As established in the Venezuelan constitution, proposed amendments must pass though three rounds of discussion and debate in the National Assembly before going to a vote in a national referendum. The special commission of the National Assembly will begin the second round of discussions this week and will last until next Thursday when it will set the date for a third discussion before the entire assembly.
As President of the National Assembly Cilia Flores explained last week, the first round of discussions had the purpose of a general reading of the reform. The second round will be the analysis of the chapters, while the third round of discussions will be a discussion article by article.

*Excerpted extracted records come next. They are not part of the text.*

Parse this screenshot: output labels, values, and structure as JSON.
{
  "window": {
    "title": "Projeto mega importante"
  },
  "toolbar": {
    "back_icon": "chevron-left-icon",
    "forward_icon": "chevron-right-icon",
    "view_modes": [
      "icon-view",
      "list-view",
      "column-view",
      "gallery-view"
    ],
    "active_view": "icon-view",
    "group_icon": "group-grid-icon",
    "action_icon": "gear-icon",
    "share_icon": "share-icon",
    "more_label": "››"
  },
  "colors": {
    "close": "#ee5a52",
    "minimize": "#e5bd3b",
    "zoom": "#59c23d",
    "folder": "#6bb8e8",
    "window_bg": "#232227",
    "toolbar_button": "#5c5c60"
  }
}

Flores said they expect the discussions to be finished by November and that the reform proposal should be ready to go before a national vote by this December. The National Electoral Council (CNE) has already begun preparations to get ready for the organization of the national referendum in December.
The Venezuelan opposition parties, on the other hand, announced in a press conference yesterday that they are looking to build an alliance in order to oppose the reform. The parties of the opposition have been divided in their strategies against President Chavez' proposal with some rejecting the entire proposal and others advocating that the proposed changes be voted on separately.

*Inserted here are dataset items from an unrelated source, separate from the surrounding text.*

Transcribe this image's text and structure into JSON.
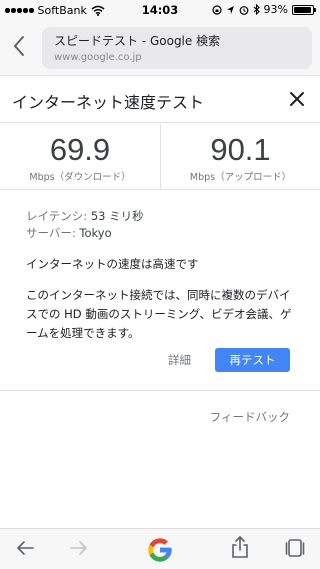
{
  "status_bar": {
    "carrier": "SoftBank",
    "time": "14:03",
    "battery": "93%",
    "battery_level": 0.93
  },
  "browser": {
    "page_title": "スピードテスト - Google 検索",
    "domain": "www.google.co.jp"
  },
  "panel": {
    "title": "インターネット速度テスト",
    "download": {
      "value": "69.9",
      "label": "Mbps（ダウンロード）"
    },
    "upload": {
      "value": "90.1",
      "label": "Mbps（アップロード）"
    },
    "latency_label": "レイテンシ:",
    "latency_value": "53 ミリ秒",
    "server_label": "サーバー:",
    "server_value": "Tokyo",
    "summary": "インターネットの速度は高速です",
    "description": "このインターネット接続では、同時に複数のデバイスでの HD 動画のストリーミング、ビデオ会議、ゲームを処理できます。",
    "details_label": "詳細",
    "retest_label": "再テスト",
    "feedback_label": "フィードバック"
  },
  "colors": {
    "accent": "#4285f4",
    "google_blue": "#4285f4",
    "google_red": "#ea4335",
    "google_yellow": "#fbbc05",
    "google_green": "#34a853"
  },
  "toolbar": {
    "icons": [
      "back-arrow-icon",
      "forward-arrow-icon",
      "google-logo-icon",
      "share-icon",
      "tabs-icon"
    ]
  }
}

The parties MAS (Movement towards Socialism) and Primero Justicia (Justice First) have both expressed that the opposition should focus on obtaining an article by article vote on the reform. This way, they argue, the Venezuelan people can choose which aspects of the proposal should be approved, and which shouldn't.
But secretary general of opposition party Acción Democrática (Democratic Action) Henry Ramos Allup stated that the position of these sectors of the opposition is "truly unexplainable," since, according to Ramos Allup, the proposed reform does not have any positive aspects.

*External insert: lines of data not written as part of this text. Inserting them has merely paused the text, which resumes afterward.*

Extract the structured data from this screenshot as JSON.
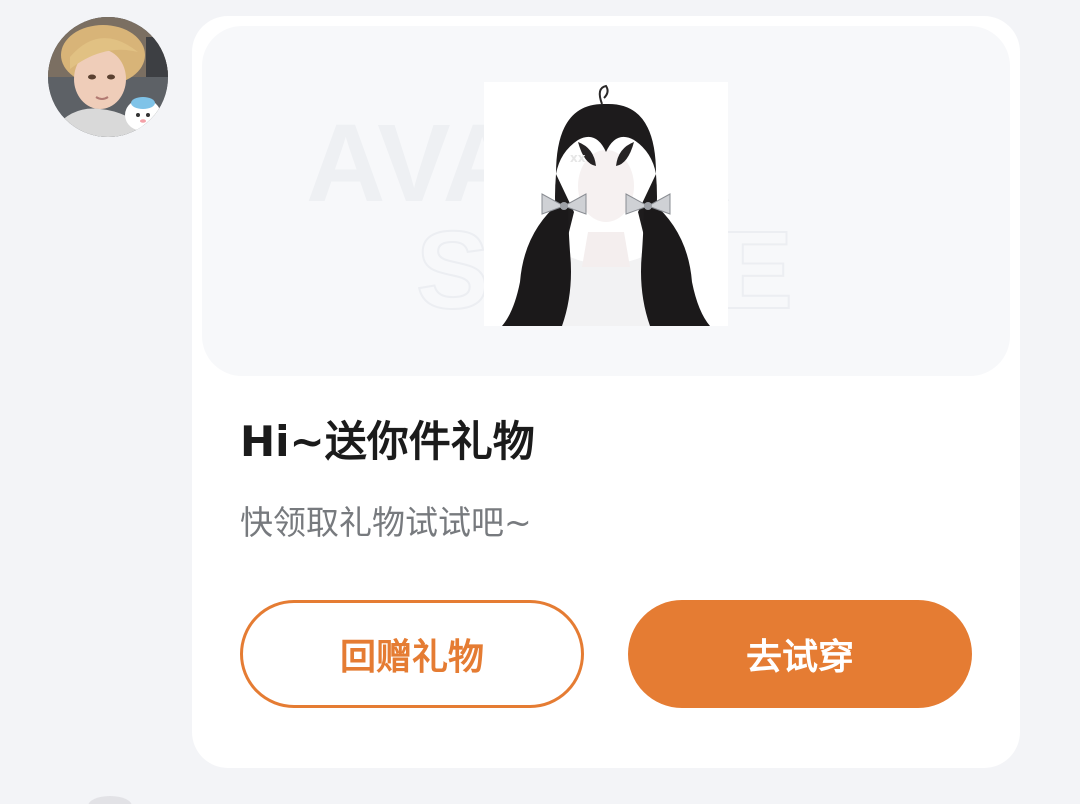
{
  "sender": {
    "avatar_icon": "user-avatar-photo"
  },
  "gift_card": {
    "banner": {
      "watermark_line1": "AVATAR",
      "watermark_line2": "STORE",
      "product_icon": "twin-tail-hair-item"
    },
    "title": "Hi~送你件礼物",
    "subtitle": "快领取礼物试试吧~",
    "buttons": {
      "return_gift_label": "回赠礼物",
      "try_on_label": "去试穿"
    },
    "accent_color": "#e57c33"
  }
}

"The more I read it and review it, forward and backward, all over, I don't see absolutely anything that any Venezuelan who is conscious of the drama that the country is going through could support," said Ramos Allup yesterday in response to the position taken by Primero Justicia and MAS.
Luis Ignacio Planas, secretary-general of the Christian democratic party COPEI, said that the opposition "shouldn't fall in the government's trap," which he claims is trying to divide opposition sectors. He called for a united front among opposition parties in total rejection of the proposal. Planas emphasized the necessity "to show the Venezuelan people that in the face of the grave threat that the approval of a constitutional reform like the one proposed presents, there is a consciousness among the opposition to work together and confront it united."
Carlos Ocariz of Primero Justica, however, announced that his political party will ask the Supreme Court to apply article 344 of the constitution, which allows for the proposed changes to the constitution to be voted on separately in a national referendum.
Student groups from the Central University of Venezuela (UCV) have also announced plans to oppose the reform proposal. Student representatives announced that they would begin to debate the reform in the student parliament today and plan a public demonstration in the east Caracas neighborhood of Chacaito, an opposition stronghold.
"On Wednesday we will take to the streets, in Plaza Brión in Chacaito, so that everyone can give their opinion of the reform. We are democratic students and we are going to debate the content of this reform that has the goal of giving more power to the president," said president of student center of Andres Bello Catholic University Freddy Guevara.
Stalin Gonzalez, coordinator of the Student Parliament, and leader of the student protests that surrounded the RCTV case last May, assured that the students do not agree with the constitutional reform as has been proposed by President Chavez.
"This isn't a constitutional reform; it is changing the constitution to its core. We are going to come to an agreement so that we can confront the reform," he said.